Le personnage du jour n’est pas un personnage, à proprement parler, mais plutôt une idée. L’intimité. Intimité, de l’ordre de l’intime, du personnel. L’intimité, une valeur à mesure, à degrés, à étages aussi. Un peu comme les chakras, ou les différents corps énergétiques : cérébral, physique et émotionnel. L’ego, le corps, et l’âme.
D’abord, l’intimité cérébrale. Il y a les « je sais tout de toi ». Tous les éléments matériels d’une vie. Je sais que tu es né.e tel jour, que tu as grandi à tel endroit, que tes parents se nomment ainsi, que tu détestes les brocolis, que tu t’es fracturé le pouce à l’âge de 6 ans, que tu as voyagé en Amérique latine, que tu préfères les bruns aux yeux clairs, signe d’un léger trouble oedipien, que tu es ingénieur ou fleuriste. Bref, l’intimité de faits. Ça peut être fort : il n’y a qu’à voir l’attachement à certaines personnalités publiques, dont on dévore la vie dans les journaux mondains, sans même les connaitre, ou simplement à des personnes qui ont des vies similaires. Typiquement, un collègue, avec qui l’on échange des heures sur des problématiques communes, parfois avec une approche similaire, et dont on ne sait pourtant rien des aspirations plus profondes.
Ensuite, l’intimité physique. Bien évidemment, ça concerne un autre genre de relations. On peut considérer la relation charnelle avec l’un de ses collègues, tout dépend de son charisme. Enfin, c’est le genre de relations où tous les sens se mêlent. La pression des lèvres contre les siennes, le goût d’une langue qui en cherche une autre, une odeur qui s’imprègne dans un oreiller, dans une noce subtile, un prénom ronronné à l’oreille, l’observation d’un corps comme on observe les vallées et littoraux dessinés par l’érosion. L’intimité physique, ou le partage des sens. Mais l’on peut toujours offrir son cul sans rien donner d’autre. Un corps n’est jamais qu’un masque de plus que l’on nous impose à la naissance.

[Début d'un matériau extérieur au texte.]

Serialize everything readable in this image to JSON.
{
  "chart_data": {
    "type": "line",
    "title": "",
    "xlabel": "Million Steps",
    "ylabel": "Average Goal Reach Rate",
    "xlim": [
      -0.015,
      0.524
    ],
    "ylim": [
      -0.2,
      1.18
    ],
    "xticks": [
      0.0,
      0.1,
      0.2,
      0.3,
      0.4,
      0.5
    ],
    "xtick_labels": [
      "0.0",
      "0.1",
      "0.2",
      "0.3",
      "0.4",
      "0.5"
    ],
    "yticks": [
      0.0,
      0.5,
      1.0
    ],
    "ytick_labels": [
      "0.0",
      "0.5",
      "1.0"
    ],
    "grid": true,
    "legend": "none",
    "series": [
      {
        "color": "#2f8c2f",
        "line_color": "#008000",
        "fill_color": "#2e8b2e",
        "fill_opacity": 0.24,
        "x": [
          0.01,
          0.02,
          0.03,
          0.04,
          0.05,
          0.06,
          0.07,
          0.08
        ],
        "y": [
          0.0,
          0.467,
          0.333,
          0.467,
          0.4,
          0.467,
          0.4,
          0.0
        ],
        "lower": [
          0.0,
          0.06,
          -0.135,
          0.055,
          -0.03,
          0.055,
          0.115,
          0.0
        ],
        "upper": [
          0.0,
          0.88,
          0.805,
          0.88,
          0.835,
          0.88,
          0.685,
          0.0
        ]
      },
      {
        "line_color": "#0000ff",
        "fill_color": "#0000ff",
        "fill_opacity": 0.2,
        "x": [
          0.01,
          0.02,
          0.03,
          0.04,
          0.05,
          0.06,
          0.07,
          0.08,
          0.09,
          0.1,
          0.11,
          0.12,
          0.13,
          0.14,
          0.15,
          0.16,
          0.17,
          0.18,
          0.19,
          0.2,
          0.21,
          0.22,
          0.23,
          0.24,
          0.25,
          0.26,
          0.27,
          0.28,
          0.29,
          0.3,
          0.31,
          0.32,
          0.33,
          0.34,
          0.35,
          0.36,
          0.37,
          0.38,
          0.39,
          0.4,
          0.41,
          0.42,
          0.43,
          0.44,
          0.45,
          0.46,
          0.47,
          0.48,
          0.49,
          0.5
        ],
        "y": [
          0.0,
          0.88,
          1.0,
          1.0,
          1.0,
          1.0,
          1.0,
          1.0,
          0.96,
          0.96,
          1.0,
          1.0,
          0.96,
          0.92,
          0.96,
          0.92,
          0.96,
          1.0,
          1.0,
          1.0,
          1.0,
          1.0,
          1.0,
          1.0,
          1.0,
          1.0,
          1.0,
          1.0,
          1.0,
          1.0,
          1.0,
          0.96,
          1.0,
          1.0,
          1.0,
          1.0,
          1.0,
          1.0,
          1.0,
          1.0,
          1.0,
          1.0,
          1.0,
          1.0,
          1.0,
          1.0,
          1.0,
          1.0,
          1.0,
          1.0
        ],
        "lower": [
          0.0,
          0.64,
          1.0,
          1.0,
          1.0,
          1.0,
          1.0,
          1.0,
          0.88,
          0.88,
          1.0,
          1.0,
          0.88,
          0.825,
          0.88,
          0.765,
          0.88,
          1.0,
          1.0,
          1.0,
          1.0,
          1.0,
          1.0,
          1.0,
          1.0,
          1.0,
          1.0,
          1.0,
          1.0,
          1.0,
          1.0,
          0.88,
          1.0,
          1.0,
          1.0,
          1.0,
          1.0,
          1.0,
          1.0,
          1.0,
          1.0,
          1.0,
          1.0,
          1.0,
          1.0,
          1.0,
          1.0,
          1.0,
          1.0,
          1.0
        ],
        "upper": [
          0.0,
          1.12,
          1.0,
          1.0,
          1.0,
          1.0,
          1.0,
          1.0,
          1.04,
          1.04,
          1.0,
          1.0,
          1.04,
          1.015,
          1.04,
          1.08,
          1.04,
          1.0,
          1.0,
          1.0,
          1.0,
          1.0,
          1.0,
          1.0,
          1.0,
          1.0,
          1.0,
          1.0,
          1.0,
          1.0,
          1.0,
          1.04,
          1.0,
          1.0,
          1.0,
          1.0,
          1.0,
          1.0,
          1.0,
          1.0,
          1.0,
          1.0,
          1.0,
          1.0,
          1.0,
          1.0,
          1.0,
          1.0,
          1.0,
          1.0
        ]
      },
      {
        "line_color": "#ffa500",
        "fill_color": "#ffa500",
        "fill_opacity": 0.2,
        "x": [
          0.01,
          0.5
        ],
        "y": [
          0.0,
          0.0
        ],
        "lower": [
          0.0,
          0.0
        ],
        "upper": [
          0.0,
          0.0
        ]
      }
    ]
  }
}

Pour retirer tous les masques, ne reste que l’intimité émotionnelle. Celle du meilleur et du pire. Celle qui te fait dire et faire les plus belles choses comme les plus moches. Celle de tous les possibles, celle qui brise les limites, de la plus douce des façons et de la plus brutale. Celle qui accepte les éclats, qu’ils soient sanglotants ou riants. Celle où l’on se montre, dans toute sa vulnérabilité, sans filtres. Plus question de n’être qu’un simple grain de café parmi tant d’autres. Plus de faits, plus de sens, plus de matériel. Celle où les âmes se percutent telles des météores, dansent, chantent, rient, pleurent, consolent, échangent. Celle où ne reste plus que l’imperceptible essentiel : la confiance. Là, là est le socle de l’amitié. Ce qui distingue une personne d’une autre, ce qui rend en une simple équation l’inconnue x connue, ce qui permet à l’étranger de devenir une part de nous. Celle qui fait que la vie vaut la peine d’être vécue, parce que partagée. Parce qu’il y a les souvenirs, le présent, et tant de choses à faire encore. Merci, merci à tous ceux qui transcendent la méfiance pour partager, sans compter, leur confiance.